宋时江急急轻抚乔瑁肩背,说道:“乔公待我恩重如山,某怎会置东郡不顾?……某视东郡如我东平一般无二。”
“既然一般,……某将东郡托付与你,又何错有之?”乔瑁气喘如雷,又咳了几声,继续说道:“何况某有两事与东郡一并相托……”
宋时江点点头,说道:“乔公,且说来。”
乔瑁无力的头颅微微转向一旁满面戚哀的大小乔,无神的眼眸流露出不舍之色:“某……膝下止有二女,尽皆视为珍宝千金,指望两人寻得好夫婿,快乐过此生……”他又缓缓转回头颅,枯瘦的手指动了动,使劲抓着握住他的宋时江的手,道:“如今……屏儿……屏儿……”他另一手又费力的想举起。大乔急急握住爹爹的手,珠泪满腮,说道:“爹爹,屏儿在……”

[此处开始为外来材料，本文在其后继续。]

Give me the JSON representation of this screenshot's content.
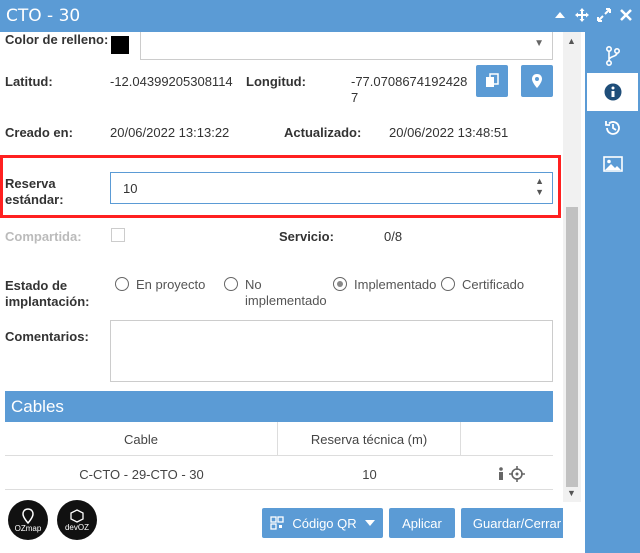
{
  "window": {
    "title": "CTO - 30",
    "controls": [
      "minimize",
      "move",
      "expand",
      "close"
    ]
  },
  "form": {
    "color_label": "Color de relleno:",
    "color_value": "#000000",
    "lat_label": "Latitud:",
    "lat_value": "-12.04399205308114",
    "lng_label": "Longitud:",
    "lng_value_line1": "-77.0708674192428",
    "lng_value_line2": "7",
    "created_label": "Creado en:",
    "created_value": "20/06/2022 13:13:22",
    "updated_label": "Actualizado:",
    "updated_value": "20/06/2022 13:48:51",
    "reserva_label_line1": "Reserva",
    "reserva_label_line2": "estándar:",
    "reserva_value": "10",
    "compartida_label": "Compartida:",
    "servicio_label": "Servicio:",
    "servicio_value": "0/8",
    "estado_label_line1": "Estado de",
    "estado_label_line2": "implantación:",
    "estado_options": [
      "En proyecto",
      "No",
      "implementado",
      "Implementado",
      "Certificado"
    ],
    "estado_selected": "Implementado",
    "comentarios_label": "Comentarios:"
  },
  "cables": {
    "title": "Cables",
    "columns": [
      "Cable",
      "Reserva técnica (m)",
      ""
    ],
    "rows": [
      {
        "cable": "C-CTO - 29-CTO - 30",
        "reserva": "10"
      }
    ]
  },
  "footer": {
    "logo1": "OZmap",
    "logo2": "devOZ",
    "qr_label": "Código QR",
    "apply_label": "Aplicar",
    "save_label": "Guardar/Cerrar"
  },
  "rightbar": {
    "items": [
      "branch-icon",
      "info-icon",
      "history-icon",
      "image-icon"
    ],
    "active": "info-icon"
  }
}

乔瑁一手抓着宋时江,一手抓着大乔,虚弱说道:“你二人下月就结亲了……为父高兴……高兴……。公明,你一定要好好待我家屏儿,她……她……咳咳,自小失了娘,自小舞刀弄枪……你一定要好好……待她……不知某能否捱到八月……十五……”他讲话愈加费力,断断续续,甚至有一些思路不连贯了,但大家还是能听得明白其中意思。
“爹爹……”大乔忍受不住,又趴在爹爹床头悲声恸哭。
“岳丈放心,江一定好好待屏儿,相敬如宾,举案齐眉……”宋时江握着乔瑁的手,望着乔瑁,更凝望大乔,说道。

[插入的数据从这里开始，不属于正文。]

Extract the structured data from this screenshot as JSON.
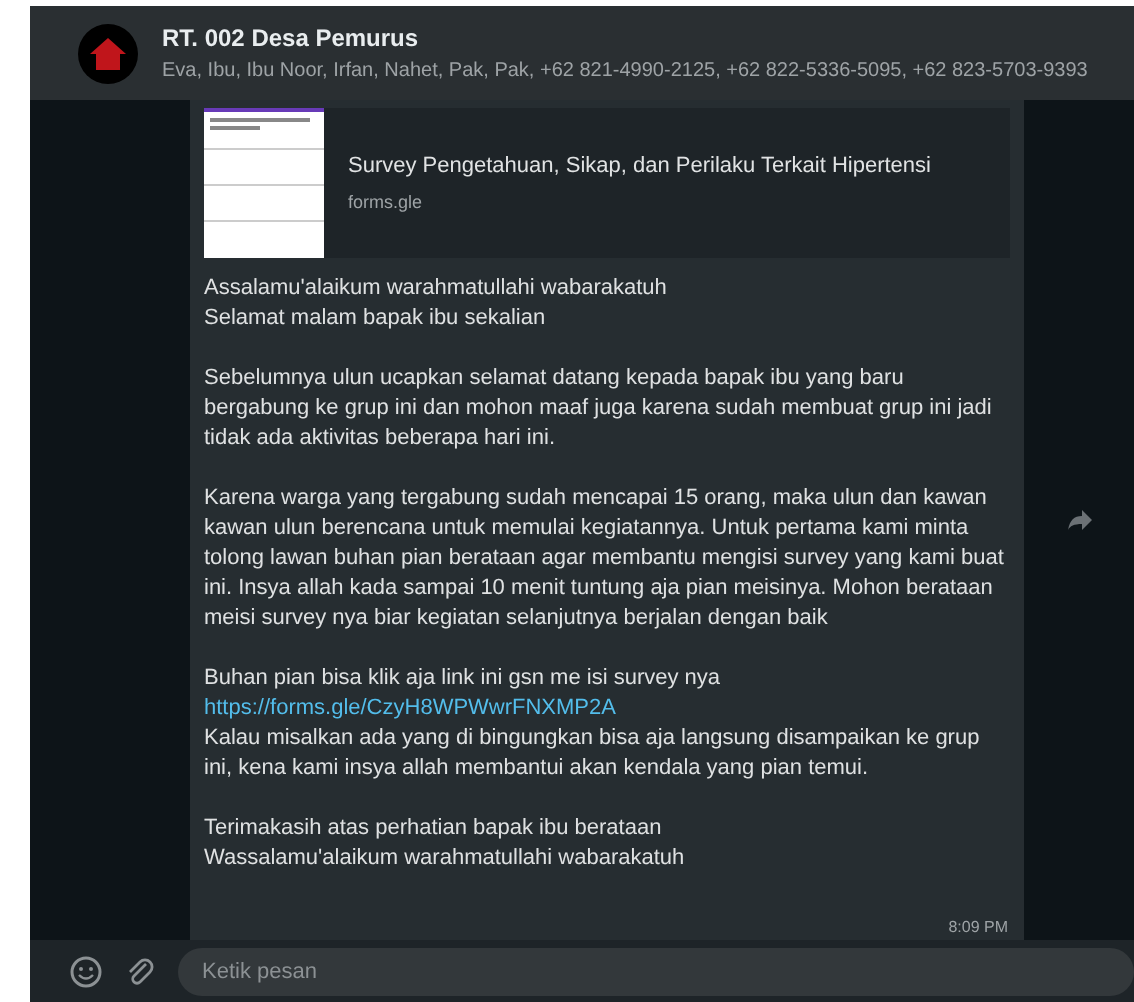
{
  "chat_header": {
    "title": "RT. 002 Desa Pemurus",
    "members": "Eva, Ibu, Ibu Noor, Irfan, Nahet, Pak, Pak, +62 821-4990-2125, +62 822-5336-5095, +62 823-5703-9393"
  },
  "message": {
    "preview": {
      "title": "Survey Pengetahuan, Sikap, dan Perilaku Terkait Hipertensi",
      "domain": "forms.gle"
    },
    "paragraphs": [
      {
        "kind": "text",
        "lines": [
          "Assalamu'alaikum warahmatullahi wabarakatuh",
          "Selamat malam bapak ibu sekalian"
        ]
      },
      {
        "kind": "text",
        "lines": [
          "Sebelumnya ulun ucapkan selamat datang kepada bapak ibu yang baru bergabung ke grup ini dan mohon maaf juga karena sudah membuat grup ini jadi tidak ada aktivitas beberapa hari ini."
        ]
      },
      {
        "kind": "text",
        "lines": [
          "Karena warga yang tergabung sudah mencapai 15 orang, maka ulun dan kawan kawan ulun berencana untuk memulai kegiatannya. Untuk pertama kami minta tolong lawan buhan pian berataan agar membantu mengisi survey yang kami buat ini. Insya allah kada sampai 10 menit tuntung aja pian meisinya. Mohon berataan meisi survey nya biar kegiatan selanjutnya berjalan dengan baik"
        ]
      },
      {
        "kind": "link",
        "lines": [
          "Buhan pian bisa klik aja link ini gsn me isi survey nya",
          "https://forms.gle/CzyH8WPWwrFNXMP2A",
          "Kalau misalkan ada yang di bingungkan bisa aja langsung disampaikan ke grup ini, kena kami insya allah membantui akan kendala yang pian temui."
        ]
      },
      {
        "kind": "text",
        "lines": [
          "Terimakasih atas perhatian bapak ibu berataan",
          "Wassalamu'alaikum warahmatullahi wabarakatuh"
        ]
      }
    ],
    "time": "8:09 PM"
  },
  "composer": {
    "placeholder": "Ketik pesan"
  }
}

说罢,他以目询问一旁的神医安道全。安道全朝宋时江苦笑,轻轻摇摇头。宋时江思忖一会,朝乔瑁说道:“岳丈,明日……明日……某与屏儿就完婚。岳丈可以看着屏儿出嫁……”
乔瑁灰败的脸上露出一丝微笑,沉重的双眼都打开了一些,说道:“咳咳……如此……如此也好……我走得也安心……也不会误了屏儿……可是委屈了公明……”

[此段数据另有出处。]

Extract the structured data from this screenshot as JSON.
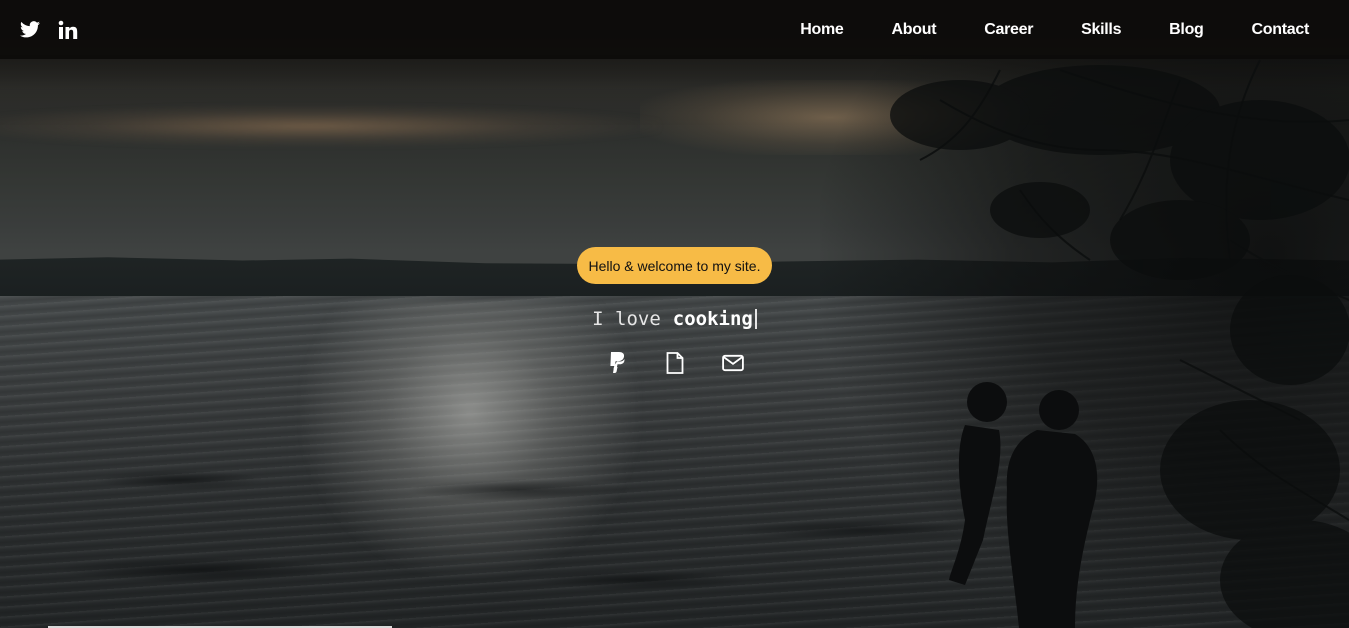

宋时江明白,乔瑁端得是慈父,自己要死了,依旧还惦记着大乔,生怕自己死了,大乔要守丧,不能结婚,却是误了大好年华。宋时江也明白,为何乔瑁说委屈了自己,堂堂诸侯,婚姻不是儿戏,婚期定于八月十五,一应请帖婚配事物经了陈宫安排经了半年准备,俱是有条不紊进行中,而今却是突然变化,嘉宾怎么办,结婚本来安排在东平无盐的,怎么办?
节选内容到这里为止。